A love affair with this hillside village along the Amalfi Coast that’s stood the test of time. 


A quarter of a century ago. Has it been that long since someone suggested that I visit Positano? Hadn’t even heard of the place prior to it (this was before the age of the internet, kids). So naturally…..I went. And boy, am I glad I did!

Needless to say, this town totally captivated me and I’ve been ushering friends over ever since, suggesting the same hotels and the same restaurants all these years. It’s like time stood still for Positano. Except now, more and more people have discovered it.

Yet it makes me happy to know that, based on such positive feedback I continue to receive from friends, the magic that is Positano lives on.

How can you resist such a welcome?

Side Trip or Base

Many people go to the Amalfi Coast as a day trip from Capri, Capri being the main destination.

Personally, I prefer doing it the other way around: using Positano as a base for two or three nights, with just a day trip to Capri and the Blue Grotto or the Faraglioni rocks by boat. If you have more time or if you’ve been to Capri before, take a boat ride around the Amalfi Coast instead and explore the other islands.

The site of a grand Roman villa some 2,000 years ago, Positano remained a sleepy fishing village for many years. Until a group of enterprising artists turned it into a holiday destination and hideaway for the intellectuals, writers, and other artists of the 1950s, organising lavish candle-lit dinners out of a wine cellar that exists to this day as Buca di Bacco, a restaurant and hotel close to the beach that’s worth checking out.

Historic Buca di Bacco

But it wasn’t until after the glamorous international jet set of the ’50s and ’60s had begun to frequent Positano – think Jackie Kennedy, Liz Taylor and Richard Burton, Grace Kelly and Prince Rainier – that it finally got some attention from the rest of the world.

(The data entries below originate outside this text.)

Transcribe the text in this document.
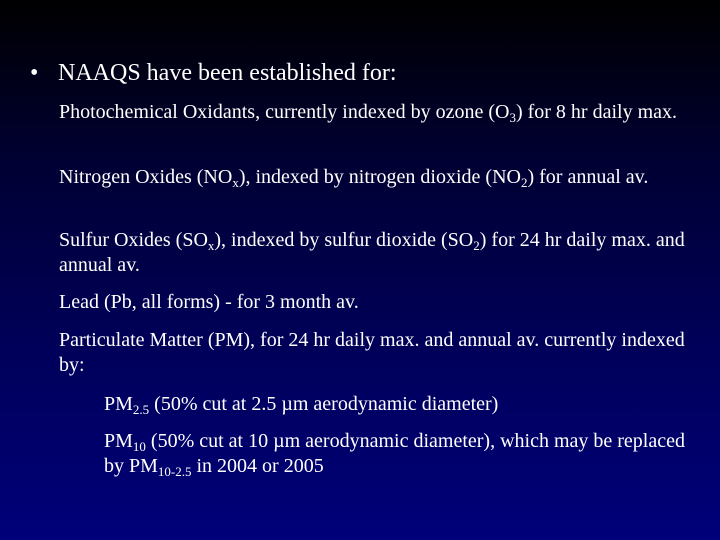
• NAAQS have been established for:
Photochemical Oxidants, currently indexed by ozone $(O_3)$ for 8 hr daily max.
Nitrogen Oxides $(NO_x)$, indexed by nitrogen dioxide $(NO_2)$ for annual av.
Sulfur Oxides $(SO_x)$, indexed by sulfur dioxide $(SO_2)$ for 24 hr daily max. and annual av.
Lead (Pb, all forms) - for 3 month av.
Particulate Matter (PM), for 24 hr daily max. and annual av. currently indexed by:
$PM_{2.5}$ (50% cut at 2.5 µm aerodynamic diameter)
$PM_{10}$ (50% cut at 10 µm aerodynamic diameter), which may be replaced by $PM_{10-2.5}$ in 2004 or 2005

Two movies were filmed here in relatively more recent years: “Only You” starring Marisa Tomei and Robert Downey, Jr. in 1994 and “Under The Tuscan Sun” starring Diane Lane in 2003.

Nowadays, it’s imperative that you book your accommodations as early as possible, specially if you plan to go on a weekend. 

How to Get There and Around

You can reach Positano from either Naples or Rome. Take a bus or train to Sorrento, then from there take another bus or a taxi to the stop that’s closest to your hotel.

The easiest way to get to Positano is to either rent a car and drive, or hire someone to drive for you altogether. And when you get there, most places of interest can be reached on foot.

Boats to Capri and the other islands are also available, either as part of a group tour or for private hire. The options are plenty.

Beach or Hilltop

If your hotel is closer to the water, bear in mind that from the main road or drop-off point, there are many steps to get to the beach, some of them steep. So pack lightly, if you can.

The beauty of staying slightly further away from the beach, however, is the stunning view you get of the water and the town (make sure to book a room with a balcony facing the sea!). Sipping a glass of wine while watching the town’s lights gently illuminate the entire hillside at night, then waking up the next day to the vibrant Mediterranean colours of the sea and the town below while savouring a fresh cup of coffee…..priceless.

But even if you stay closer to the beach, you can still enjoy this view by having a nice, leisurely meal in one of the hillside restaurants, like Michelin-starred La Sponda restaurant in Hotel Le Sirenuse.

And for a perfect ending to any seafood meal, you might want to try some freshly-bottled local limoncello, available for purchase in shops in case you want to bring home a bit of the Amalfi Coast with you.

Michelin-starred La Sponda restaurant in Hotel Le Sirenuse

The stretch from Viale Pasitea and Via Cristoforo Colombo all the way down to the beach are teemed with these shops. Other things to watch out for are local hand-painted ceramics, locally-made summer wear, and handmade leather sandals. Stuff we people in the tropics get a lot of use out of.


I have to admit, Positano was among those secrets I had hoped to be able to keep to myself for family and friends. But like any good thing, this bit of paradise deserves to be shared.

And speaking of sharing, ironically I have yet to go to Positano with the very person who introduced me to it in the first place – my husband. So hint hint, anytime’s a good time, dear.